Anular la idea de una imagen fotográfica como elemento de comprobación de los hechos, propone la pintura como una forma prospectiva, una relación con un tiempo por venir. Todo lo que hasta aquí consideramos como elementos testimoniales de un desenlace inminente en la pintura de Alejandro Quiroga hablan justamente de lo que todavía no ha sucedido. Not yet. Ofrezcamos entonces la mirada de estas pinturas como una proyección desde su silencio hacia un lugar al que habremos de llegar, un paisaje que algún día será nuestro destino. Alcancemos a viajar al ras para ver las plantas que empiezan a brotar junto al camino. Empecemos a recordar el futuro.

 

 

 

 

“Hay pensamientos que podemos divisar a lo lejos, en las vías de pensamiento existentes.

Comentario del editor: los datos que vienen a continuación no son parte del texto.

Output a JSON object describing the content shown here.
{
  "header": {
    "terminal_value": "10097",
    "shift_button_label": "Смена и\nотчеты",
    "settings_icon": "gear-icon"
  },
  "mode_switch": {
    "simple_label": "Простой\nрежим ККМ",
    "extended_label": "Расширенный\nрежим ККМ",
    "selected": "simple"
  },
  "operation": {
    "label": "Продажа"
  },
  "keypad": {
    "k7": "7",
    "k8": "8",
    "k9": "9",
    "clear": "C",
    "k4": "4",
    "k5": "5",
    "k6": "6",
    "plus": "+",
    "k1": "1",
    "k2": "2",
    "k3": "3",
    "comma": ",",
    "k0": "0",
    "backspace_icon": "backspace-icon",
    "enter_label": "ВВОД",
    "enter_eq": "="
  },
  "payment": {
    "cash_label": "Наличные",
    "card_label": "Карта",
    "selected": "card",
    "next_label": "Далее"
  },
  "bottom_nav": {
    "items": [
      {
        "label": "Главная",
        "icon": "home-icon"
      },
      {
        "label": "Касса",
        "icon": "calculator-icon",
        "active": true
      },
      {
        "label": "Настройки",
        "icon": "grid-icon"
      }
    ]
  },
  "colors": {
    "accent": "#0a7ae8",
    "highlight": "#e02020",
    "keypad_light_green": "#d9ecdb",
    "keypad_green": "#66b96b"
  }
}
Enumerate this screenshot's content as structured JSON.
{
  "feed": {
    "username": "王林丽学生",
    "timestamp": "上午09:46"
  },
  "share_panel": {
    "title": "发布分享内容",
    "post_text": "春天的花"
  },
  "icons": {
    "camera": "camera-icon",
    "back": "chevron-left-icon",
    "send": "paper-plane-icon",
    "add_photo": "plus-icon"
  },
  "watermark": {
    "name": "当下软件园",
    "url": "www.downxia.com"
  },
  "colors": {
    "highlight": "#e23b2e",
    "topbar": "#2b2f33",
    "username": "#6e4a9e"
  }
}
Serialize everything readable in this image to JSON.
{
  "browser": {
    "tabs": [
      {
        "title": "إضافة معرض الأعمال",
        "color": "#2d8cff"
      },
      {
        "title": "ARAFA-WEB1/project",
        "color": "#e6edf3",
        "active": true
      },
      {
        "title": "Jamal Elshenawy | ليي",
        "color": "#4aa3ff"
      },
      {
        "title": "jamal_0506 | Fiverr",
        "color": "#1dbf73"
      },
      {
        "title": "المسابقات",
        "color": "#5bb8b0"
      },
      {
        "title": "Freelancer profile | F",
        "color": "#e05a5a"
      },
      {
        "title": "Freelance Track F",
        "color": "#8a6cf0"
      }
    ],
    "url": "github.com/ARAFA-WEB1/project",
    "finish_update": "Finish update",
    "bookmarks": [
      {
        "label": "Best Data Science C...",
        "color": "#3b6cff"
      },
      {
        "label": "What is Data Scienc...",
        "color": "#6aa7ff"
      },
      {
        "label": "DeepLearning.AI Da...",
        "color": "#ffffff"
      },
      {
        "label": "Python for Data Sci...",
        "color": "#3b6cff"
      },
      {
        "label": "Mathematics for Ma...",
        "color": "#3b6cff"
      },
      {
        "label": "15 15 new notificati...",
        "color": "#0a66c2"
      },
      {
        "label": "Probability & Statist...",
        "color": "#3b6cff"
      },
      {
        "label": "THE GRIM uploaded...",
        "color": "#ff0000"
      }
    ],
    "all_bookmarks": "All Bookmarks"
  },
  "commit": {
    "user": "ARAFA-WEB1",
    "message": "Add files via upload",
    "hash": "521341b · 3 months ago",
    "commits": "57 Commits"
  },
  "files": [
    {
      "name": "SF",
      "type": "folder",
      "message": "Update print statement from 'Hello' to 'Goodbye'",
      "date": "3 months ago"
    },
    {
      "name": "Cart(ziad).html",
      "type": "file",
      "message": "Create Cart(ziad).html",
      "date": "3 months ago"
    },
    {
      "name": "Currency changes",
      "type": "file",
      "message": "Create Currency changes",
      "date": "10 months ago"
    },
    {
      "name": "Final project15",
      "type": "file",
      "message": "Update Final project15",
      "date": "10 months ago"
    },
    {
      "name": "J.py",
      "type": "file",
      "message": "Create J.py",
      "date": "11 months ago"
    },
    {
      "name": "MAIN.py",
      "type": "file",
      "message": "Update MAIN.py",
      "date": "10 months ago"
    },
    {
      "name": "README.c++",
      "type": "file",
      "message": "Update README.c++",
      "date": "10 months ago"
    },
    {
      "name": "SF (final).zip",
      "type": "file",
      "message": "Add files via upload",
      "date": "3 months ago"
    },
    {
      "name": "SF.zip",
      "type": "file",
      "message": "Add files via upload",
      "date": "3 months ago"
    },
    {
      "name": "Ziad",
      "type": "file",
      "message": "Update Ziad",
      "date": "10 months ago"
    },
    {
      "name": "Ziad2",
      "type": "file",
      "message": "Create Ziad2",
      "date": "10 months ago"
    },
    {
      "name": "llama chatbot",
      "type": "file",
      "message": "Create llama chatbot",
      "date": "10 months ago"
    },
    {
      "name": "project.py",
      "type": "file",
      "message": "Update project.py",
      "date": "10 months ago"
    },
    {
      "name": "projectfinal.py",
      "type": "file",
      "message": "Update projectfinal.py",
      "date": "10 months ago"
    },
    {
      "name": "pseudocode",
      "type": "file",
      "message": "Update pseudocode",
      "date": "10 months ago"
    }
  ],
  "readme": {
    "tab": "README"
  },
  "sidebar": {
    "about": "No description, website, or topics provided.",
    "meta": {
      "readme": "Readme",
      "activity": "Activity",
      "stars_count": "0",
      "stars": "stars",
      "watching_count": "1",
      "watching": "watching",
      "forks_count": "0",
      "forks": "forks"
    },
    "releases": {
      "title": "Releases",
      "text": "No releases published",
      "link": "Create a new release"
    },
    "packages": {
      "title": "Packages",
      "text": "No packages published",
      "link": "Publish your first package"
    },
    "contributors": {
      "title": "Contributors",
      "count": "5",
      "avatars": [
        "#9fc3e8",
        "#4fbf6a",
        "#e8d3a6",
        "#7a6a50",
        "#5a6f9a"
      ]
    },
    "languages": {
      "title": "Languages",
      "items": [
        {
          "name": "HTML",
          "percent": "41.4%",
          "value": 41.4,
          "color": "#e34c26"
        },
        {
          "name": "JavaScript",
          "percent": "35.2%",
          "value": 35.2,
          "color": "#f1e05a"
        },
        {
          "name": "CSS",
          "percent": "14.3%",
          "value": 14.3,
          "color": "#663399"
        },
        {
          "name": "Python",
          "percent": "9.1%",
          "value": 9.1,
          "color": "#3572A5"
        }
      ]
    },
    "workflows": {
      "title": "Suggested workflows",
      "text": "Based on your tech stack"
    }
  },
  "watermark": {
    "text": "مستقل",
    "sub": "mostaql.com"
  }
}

Hay un futuro que no es más que la prolongación del presente.

Hay un “aún no presente” que nunca llega; y sin embargo aquí estamos pensándolo en el paradójico destello de esta misma oración.

Si queremos un pensamiento distinto del presente –si queremos cambiar el presente–, entonces el pensamiento deber ser consciente de esa clase de futuro.

No es un futuro que nos permita progresar.

Este futuro es impensable. Y, sin embargo, aquí estamos, pensándolo.”

 

- Timothy Morton: Ecología oscura

 

 

 

[1]   Ominoso, posible traducción al castellano del término alemán “unheimliche” que Freud emplea para analizar las  incidentes incubados en situaciones asumidas como habituales. También ha sido traducido como “siniestro”.

[2]          Término genérico utilizado para referirse a plantas, generalmente de pequeño tamaño, que suelen aparecer en hábitats alterados por la acción antrópica, como bordes de caminos, campos de cultivo abandonados o zonas urbanas.